Pedro de la Hoz
Este fin de semana Steve Miller tratará de reacreditarse como uno de los músicos más fieles a las raíces del blues. Son muchos años en esa línea, sin ceder ni un ápice en su búsqueda, aunque se haga acompañar por colegas que suelen incursionar en otros territorios de la cultura popular musical norteamericana.
En esta oportunidad, con el siempre bien dispuesto escenario del Lincoln Center, de Nueva York, el guitarrista, compositor y cantante cruzará cuerdas con su colega Marty Stuart, reconocido por la ejecución de la mandolina y haber sido uno de los colaboradores más cercanos del mítico Johnny Cash.
Ambos defienden un credo: no repetirse jamás mientras transcurre cada interpretación. Por lo que sabemos, Música de Appalachia entregará el mayor espectro posible de un estilo auténticamente norteamericano surgido de la amalgama de aires traídos desde el siglo XVIII por migrantes de Gales, Escocia e Irlanda a esa región montañosa, y que en su evolución, en contacto con el ragtime y el jazz por la parte afronorteamericana y con otras especias folclóricas, dieron lugar al bluegrass.
Con 75 años cumplidos, Miller lleva muchos kilómetros recorridos, desde que en Milwaukee supo del amor de sus padres por el jazz, y tomó la primera guitarra de manos de Les Paul, su padrino y clave esencial en el desarrollo de los fundamentos técnico-interpretativos de la guitarra eléctrica.
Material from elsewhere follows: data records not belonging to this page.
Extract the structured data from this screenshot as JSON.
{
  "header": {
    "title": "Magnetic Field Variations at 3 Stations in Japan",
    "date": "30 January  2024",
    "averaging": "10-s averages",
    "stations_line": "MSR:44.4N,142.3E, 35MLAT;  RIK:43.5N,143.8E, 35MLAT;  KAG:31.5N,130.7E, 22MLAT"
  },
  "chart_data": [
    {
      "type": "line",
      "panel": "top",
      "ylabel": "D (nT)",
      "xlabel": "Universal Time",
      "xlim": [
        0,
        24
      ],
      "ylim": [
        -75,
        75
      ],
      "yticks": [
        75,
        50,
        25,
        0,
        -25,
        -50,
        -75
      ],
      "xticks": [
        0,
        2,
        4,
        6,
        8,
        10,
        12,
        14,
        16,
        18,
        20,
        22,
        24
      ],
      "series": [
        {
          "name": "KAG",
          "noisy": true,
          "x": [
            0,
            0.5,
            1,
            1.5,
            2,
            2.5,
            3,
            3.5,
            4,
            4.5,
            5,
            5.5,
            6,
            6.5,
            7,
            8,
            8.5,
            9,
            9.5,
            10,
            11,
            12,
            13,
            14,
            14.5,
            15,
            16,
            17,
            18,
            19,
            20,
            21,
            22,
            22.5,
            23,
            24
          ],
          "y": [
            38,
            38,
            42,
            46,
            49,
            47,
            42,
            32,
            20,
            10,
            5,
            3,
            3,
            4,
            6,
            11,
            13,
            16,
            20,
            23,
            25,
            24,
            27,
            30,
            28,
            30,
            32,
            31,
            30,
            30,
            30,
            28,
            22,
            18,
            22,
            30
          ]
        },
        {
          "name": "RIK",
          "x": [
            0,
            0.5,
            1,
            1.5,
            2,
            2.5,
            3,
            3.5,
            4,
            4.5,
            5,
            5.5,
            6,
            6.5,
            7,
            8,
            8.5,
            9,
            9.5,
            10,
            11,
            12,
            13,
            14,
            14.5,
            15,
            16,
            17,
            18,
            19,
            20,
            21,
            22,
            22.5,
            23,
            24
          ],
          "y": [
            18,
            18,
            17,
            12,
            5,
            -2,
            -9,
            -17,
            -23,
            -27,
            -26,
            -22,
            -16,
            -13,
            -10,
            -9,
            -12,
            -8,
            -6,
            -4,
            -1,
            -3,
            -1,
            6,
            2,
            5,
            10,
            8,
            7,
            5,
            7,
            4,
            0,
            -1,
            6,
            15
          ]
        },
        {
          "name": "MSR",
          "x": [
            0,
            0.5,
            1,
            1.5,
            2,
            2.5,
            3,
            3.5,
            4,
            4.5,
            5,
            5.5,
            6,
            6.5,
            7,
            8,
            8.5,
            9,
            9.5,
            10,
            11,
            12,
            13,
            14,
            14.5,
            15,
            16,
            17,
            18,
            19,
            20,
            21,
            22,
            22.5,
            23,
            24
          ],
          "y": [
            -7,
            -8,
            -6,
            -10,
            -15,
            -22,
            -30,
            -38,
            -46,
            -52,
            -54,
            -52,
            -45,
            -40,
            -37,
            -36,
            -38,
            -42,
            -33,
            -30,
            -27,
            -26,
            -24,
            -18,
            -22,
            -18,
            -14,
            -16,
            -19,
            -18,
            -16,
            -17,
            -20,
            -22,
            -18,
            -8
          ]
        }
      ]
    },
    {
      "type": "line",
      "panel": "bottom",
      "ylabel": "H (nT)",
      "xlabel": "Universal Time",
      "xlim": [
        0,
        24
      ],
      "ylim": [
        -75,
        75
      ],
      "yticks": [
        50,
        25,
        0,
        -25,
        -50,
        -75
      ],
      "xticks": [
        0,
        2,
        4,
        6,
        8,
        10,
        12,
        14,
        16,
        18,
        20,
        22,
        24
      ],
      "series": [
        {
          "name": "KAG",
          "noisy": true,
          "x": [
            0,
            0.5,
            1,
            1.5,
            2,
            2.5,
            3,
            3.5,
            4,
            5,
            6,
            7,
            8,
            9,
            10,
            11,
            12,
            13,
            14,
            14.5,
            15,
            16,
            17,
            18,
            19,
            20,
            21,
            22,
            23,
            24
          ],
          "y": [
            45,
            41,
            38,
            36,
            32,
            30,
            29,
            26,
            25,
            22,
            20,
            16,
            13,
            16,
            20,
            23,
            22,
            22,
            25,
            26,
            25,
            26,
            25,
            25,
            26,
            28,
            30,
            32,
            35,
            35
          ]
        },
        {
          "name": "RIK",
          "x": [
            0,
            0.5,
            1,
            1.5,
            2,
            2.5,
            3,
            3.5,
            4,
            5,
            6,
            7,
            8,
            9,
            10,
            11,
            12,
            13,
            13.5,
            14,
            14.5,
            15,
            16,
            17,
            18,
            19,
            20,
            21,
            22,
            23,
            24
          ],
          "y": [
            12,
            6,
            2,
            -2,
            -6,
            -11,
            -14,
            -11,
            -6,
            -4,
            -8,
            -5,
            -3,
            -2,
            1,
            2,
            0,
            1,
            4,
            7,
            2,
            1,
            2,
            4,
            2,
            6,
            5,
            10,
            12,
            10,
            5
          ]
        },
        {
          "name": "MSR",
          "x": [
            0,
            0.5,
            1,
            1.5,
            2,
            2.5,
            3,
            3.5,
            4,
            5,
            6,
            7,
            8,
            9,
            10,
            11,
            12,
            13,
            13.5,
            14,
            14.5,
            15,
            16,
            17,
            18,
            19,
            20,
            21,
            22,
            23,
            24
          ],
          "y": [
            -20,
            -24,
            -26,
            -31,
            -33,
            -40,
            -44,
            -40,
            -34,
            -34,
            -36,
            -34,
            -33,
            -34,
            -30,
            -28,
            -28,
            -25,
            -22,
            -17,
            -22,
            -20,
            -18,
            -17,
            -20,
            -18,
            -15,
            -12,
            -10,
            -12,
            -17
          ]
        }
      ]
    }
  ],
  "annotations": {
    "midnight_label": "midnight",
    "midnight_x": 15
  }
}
En 1967 tuvo su primera banda, con la que obtuvo éxitos discográficos tan señalados como Children of the future, Sailor y, de manera especial, The Joker. El disco y la pieza del mismo nombre anclaron como una de las más solventes y atractivas propuestas de la escena pop-rock, que vino a coronar años de prodigarse en giras y conciertos. Miller consideró darse un respiro. Aislado, con una grabadora de ocho pistas a su disposición, reencontró la ruta del blues dentro del contexto rockero de la época. Pudo hacerlo, porque atesoraba las enseñanzas de Les Paul y no olvidó nunca que en la base de la cultura rockera, cuando escapa a fórmulas y modismos comerciales, estaba la métrica del blues y el espíritu de libertad del jazz.
En ello ha sido casi siempre consecuente –si se exceptúa la recaída pop de Abracadabra (1982), muchas ventas, poca sustancia–, lo cual se nota al repasar álbumes como Circle of love (1981), Italian X-Rays (1984), Born 2 B Blues (1988), y ya en el presente siglo Bingo (2010) y Let your hair down (2011). Pero sobre todo un álbum que grabó en solitario, sin su banda, y es hoy objeto de culto: Wide river (1993), que le llevó tres años de sesiones de estudio.
A menudo se le ha acusado de escribir canciones simples, pero la simplicidad en sí misma fue una marca de vocación estilística. Debía dejar en la médula los desarrollos temáticos, hacer evidentes las inflexiones melódicas, no abusar de las distorsiones electrónicas ni de los riffs, como lo hacen otros guitarristas
De su obra ha dicho el crítico Anthony DeCurtis: “Recorrer el distintivo catálogo de Miller es asimilar una combinación de virtuosismo y arte de la canción. En los últimos años se ha sumergido nuevamente en el blues. Y, como siempre, ya sea que estuviera en la cima de las listas de éxitos o explorando las autopistas de la música estadounidense, está tocando y cantando con convicción y precisión, pasión y elocuencia”.
Y a ello va en el Lincoln Center, en el marco del programa que el trompetista y pedagogo Wynton Marsalis ha creado para promover los mejores valores del jazz y la música popular de su país.